Она посмотрела, как я пью чай и ем овсянку, и вышла.
Я быстро поела и решила встать и одеться. Я была уверена, что папа, как только вернется, позволит мне сегодня выйти из комнаты. Мое наказание окончится, и я хочу придумать чем нам с Нильсом заняться. Если папа разрешит погулять, я непременно навещу Томпсонов. Я хотела посмотреть на все эти замечательные подарки, которые получили близнецы. И, конечно, я увижу там Нильса и, возможно, он проводит меня домой. И мы совершим еще одно путешествие к волшебному пруду.
Я подошла к туалетному столику, расчесала волосы и вплела в них розовую ленту. Я одела светло-голубое платье и села у окна, глядя на небо, представляя на что похожи плывущие по небу пухлые облака. Одно из них походило на верблюда, а другое – на черепаху. В эту игру мы с Нильсом играли на пруду. Он обычно говорил: «Я вижу лодку», а я должна была найти и показать это облако. Я уверена, что он сидит у своего окна и занимается тем же, что и я, думала я. Я была готова поклясться, что это так. Так было всегда: мы всегда думали и чувствовали одно и тоже в одно и то же время. Нас считали любовниками.
Когда папа вернулся домой, его шаги по лестнице были такими тяжелыми, что весь коридор дрожал. Казалось, они сотрясают фундамент дома и эхом проникают сквозь стены. Как будто великан возвратился домой, великан из сказки про Джека и бобовый стебель. Заняв весь дверной проем своими широкими плечами, он стоял, молча разглядывая меня. Его глаза были огромными, а лицо покраснело.

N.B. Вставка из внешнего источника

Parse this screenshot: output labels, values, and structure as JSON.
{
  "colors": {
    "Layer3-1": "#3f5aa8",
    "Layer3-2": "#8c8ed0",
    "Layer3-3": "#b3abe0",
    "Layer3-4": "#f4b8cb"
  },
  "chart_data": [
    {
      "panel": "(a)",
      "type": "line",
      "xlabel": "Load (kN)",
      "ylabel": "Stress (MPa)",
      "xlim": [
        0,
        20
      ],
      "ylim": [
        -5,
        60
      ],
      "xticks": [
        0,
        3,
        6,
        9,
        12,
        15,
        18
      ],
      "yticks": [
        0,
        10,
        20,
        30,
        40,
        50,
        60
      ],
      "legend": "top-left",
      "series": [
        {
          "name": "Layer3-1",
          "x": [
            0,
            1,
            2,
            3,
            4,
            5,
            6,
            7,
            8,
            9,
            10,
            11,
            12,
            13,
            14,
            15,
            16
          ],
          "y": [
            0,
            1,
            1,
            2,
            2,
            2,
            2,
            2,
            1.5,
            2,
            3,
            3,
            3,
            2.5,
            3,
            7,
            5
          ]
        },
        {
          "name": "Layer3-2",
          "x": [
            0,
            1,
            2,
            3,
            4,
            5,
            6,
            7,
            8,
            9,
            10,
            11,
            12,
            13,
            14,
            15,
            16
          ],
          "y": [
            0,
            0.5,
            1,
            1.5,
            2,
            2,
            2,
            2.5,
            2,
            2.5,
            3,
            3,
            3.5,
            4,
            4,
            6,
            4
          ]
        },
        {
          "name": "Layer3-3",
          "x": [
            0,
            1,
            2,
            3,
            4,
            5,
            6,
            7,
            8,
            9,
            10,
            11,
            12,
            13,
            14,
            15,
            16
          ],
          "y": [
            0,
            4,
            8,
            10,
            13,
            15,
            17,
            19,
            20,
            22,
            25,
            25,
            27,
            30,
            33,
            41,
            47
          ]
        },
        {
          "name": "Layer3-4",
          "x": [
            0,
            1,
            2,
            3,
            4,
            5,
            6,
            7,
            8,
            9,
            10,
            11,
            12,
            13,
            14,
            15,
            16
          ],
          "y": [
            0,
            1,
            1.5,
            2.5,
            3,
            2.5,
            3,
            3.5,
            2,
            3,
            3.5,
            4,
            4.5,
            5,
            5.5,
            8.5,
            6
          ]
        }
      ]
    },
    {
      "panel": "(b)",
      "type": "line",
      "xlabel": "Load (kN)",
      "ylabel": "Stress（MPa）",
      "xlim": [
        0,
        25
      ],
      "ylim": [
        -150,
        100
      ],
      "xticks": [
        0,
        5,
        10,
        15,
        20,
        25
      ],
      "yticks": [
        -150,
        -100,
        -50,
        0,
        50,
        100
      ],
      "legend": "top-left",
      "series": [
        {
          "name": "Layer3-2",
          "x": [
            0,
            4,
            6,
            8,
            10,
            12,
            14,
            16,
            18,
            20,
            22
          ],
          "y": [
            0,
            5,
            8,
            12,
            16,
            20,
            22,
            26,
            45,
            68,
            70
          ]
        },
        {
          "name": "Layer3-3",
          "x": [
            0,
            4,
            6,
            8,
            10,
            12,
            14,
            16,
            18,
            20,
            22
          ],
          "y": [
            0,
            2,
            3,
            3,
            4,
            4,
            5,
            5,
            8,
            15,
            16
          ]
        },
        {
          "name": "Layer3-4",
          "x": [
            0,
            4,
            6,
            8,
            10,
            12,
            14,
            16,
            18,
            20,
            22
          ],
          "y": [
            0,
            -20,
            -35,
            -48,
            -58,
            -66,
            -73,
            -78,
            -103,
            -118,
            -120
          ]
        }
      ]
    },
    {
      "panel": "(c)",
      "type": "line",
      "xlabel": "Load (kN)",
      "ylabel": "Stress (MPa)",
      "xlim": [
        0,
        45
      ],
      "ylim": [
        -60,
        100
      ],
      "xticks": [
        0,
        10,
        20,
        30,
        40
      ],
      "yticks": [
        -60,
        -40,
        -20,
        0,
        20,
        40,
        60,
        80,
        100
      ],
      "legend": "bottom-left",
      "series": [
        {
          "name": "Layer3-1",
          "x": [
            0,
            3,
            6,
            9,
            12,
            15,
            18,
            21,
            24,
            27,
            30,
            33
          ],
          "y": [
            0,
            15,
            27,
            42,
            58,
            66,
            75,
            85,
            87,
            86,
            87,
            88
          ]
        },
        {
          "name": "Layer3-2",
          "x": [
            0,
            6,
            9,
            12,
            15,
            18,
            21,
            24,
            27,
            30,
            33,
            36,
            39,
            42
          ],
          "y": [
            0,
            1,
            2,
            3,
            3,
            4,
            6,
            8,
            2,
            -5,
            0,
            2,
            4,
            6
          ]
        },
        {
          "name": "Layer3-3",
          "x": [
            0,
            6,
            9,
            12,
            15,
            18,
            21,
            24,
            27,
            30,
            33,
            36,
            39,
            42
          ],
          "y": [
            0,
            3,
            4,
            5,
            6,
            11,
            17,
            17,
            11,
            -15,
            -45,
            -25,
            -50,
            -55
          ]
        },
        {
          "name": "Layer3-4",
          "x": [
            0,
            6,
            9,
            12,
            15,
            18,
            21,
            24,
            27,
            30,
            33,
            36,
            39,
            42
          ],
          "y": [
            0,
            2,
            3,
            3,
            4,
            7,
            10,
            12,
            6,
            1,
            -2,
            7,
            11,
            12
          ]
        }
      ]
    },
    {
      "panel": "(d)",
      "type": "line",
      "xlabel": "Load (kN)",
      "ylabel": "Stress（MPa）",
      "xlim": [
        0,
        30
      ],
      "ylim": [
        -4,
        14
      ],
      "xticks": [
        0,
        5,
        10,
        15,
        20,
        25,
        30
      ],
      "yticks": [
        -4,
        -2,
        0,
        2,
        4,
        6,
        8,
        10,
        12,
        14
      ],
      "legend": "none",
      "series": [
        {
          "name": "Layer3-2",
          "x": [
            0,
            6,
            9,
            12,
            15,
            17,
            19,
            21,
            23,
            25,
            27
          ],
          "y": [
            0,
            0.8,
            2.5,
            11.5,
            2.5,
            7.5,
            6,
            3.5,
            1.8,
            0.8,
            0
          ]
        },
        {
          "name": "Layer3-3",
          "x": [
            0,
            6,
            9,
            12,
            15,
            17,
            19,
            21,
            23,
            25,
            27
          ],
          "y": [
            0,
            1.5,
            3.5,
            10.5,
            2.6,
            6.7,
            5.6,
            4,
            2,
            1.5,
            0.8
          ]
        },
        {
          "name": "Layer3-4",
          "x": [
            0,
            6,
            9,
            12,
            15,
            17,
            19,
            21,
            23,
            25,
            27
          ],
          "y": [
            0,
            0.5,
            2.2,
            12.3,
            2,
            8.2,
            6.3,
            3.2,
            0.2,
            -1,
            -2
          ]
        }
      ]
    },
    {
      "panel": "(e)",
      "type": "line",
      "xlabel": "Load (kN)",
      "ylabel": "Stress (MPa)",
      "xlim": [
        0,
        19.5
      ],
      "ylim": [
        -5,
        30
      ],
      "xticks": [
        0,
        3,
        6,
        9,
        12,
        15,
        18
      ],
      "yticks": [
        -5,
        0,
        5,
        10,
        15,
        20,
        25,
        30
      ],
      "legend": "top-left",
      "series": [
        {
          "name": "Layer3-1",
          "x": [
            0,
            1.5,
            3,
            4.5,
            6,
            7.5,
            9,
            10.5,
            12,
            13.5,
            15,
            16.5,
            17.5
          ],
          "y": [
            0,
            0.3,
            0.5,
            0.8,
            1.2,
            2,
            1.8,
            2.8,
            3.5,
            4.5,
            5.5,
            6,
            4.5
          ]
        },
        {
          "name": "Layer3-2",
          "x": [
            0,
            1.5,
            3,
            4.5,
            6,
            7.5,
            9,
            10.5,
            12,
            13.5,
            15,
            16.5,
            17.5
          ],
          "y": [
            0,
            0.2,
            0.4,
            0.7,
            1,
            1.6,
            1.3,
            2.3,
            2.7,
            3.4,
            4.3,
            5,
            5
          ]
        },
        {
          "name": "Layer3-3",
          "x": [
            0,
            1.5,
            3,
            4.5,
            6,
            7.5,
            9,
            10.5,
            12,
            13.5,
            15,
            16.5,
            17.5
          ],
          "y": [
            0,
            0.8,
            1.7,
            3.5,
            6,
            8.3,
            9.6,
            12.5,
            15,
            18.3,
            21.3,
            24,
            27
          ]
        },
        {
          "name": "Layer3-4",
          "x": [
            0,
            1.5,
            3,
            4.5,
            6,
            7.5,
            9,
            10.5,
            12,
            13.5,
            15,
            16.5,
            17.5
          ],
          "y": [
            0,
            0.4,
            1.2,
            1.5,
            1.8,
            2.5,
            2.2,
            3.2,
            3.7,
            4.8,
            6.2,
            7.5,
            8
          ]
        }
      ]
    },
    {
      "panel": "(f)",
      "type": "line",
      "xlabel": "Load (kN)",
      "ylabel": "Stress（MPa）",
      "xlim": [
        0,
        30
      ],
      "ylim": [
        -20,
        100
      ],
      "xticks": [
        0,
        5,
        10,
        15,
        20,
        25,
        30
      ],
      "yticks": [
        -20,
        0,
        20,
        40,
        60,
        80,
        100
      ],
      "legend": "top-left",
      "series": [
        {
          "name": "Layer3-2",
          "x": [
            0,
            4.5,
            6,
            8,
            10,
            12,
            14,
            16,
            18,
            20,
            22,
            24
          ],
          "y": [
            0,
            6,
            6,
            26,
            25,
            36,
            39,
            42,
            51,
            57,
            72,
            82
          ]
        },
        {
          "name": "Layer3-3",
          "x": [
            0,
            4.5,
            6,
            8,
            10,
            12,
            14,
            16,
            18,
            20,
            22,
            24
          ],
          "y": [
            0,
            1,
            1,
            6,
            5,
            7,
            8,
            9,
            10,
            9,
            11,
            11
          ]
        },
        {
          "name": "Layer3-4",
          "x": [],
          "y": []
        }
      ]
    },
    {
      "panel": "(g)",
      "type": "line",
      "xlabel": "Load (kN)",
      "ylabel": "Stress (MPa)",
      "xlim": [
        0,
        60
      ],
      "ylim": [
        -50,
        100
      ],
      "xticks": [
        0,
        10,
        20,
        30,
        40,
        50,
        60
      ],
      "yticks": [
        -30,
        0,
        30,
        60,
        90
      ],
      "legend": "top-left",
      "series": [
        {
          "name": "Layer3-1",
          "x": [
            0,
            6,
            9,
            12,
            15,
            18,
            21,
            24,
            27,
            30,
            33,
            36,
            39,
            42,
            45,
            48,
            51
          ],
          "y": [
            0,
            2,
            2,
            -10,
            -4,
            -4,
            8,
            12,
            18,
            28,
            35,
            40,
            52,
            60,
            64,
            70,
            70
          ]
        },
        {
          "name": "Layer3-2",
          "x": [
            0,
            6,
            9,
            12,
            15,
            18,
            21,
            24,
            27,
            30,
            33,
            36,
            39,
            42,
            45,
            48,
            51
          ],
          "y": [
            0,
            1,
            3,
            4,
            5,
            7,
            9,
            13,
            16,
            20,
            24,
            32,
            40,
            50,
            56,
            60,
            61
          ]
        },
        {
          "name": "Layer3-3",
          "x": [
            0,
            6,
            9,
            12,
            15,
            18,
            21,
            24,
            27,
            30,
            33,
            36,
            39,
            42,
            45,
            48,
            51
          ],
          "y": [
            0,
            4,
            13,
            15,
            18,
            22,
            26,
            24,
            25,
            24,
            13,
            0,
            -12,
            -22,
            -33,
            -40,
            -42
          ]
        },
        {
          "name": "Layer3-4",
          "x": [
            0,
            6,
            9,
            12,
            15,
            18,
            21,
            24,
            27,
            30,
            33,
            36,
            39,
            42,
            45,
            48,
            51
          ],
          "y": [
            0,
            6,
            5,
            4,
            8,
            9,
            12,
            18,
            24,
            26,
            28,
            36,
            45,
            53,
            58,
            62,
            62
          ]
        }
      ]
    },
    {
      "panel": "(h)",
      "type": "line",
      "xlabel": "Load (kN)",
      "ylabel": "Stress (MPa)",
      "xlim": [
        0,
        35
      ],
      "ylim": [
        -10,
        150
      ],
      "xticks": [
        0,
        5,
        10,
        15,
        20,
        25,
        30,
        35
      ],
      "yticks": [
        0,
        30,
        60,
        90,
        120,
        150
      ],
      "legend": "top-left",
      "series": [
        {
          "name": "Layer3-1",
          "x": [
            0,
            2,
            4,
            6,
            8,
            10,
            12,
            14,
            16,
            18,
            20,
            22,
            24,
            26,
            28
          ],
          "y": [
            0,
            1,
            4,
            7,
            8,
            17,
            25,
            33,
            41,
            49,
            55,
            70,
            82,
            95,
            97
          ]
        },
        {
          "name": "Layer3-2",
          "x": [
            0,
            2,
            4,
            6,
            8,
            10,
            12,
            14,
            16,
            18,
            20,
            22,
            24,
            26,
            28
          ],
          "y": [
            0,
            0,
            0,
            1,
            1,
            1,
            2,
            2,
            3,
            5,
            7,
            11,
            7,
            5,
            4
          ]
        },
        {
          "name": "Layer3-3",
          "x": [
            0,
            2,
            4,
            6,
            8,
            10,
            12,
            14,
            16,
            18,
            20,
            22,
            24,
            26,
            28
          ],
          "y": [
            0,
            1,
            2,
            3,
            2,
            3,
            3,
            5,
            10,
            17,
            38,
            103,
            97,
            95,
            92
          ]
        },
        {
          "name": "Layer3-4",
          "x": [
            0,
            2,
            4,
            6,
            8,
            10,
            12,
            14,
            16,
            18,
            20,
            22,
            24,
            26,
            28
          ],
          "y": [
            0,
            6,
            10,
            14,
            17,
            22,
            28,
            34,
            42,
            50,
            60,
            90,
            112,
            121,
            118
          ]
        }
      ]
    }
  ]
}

– Здравствуй, папа, – сказала я и улыбнулась. – Сегодня такой хороший день, правда? Твоя деловая поездка прошла успешно?
– Что ты наделала? – хрипло спросил он. – Что за очередной жуткий позор и унижение ты навлекла на дом Буфов?
– Я не перечила тебе, папа. Я весь вечер оставалась в своей комнате, как ты и приказал, и я раскаиваюсь, что так вела себя с тобой. Ты меня простишь? Пожалуйста?
Он скривился так, как будто проглотил тухлый орех.
– Простить тебя? Я не обладаю той властью, чтобы простить тебя. Даже у священника ее нет. Только Бог может простить тебя, и я уверен у Него есть все основания сомневаться. Мне жаль твою душу. Она наверняка движется в ад, – сказал он и покачал головой.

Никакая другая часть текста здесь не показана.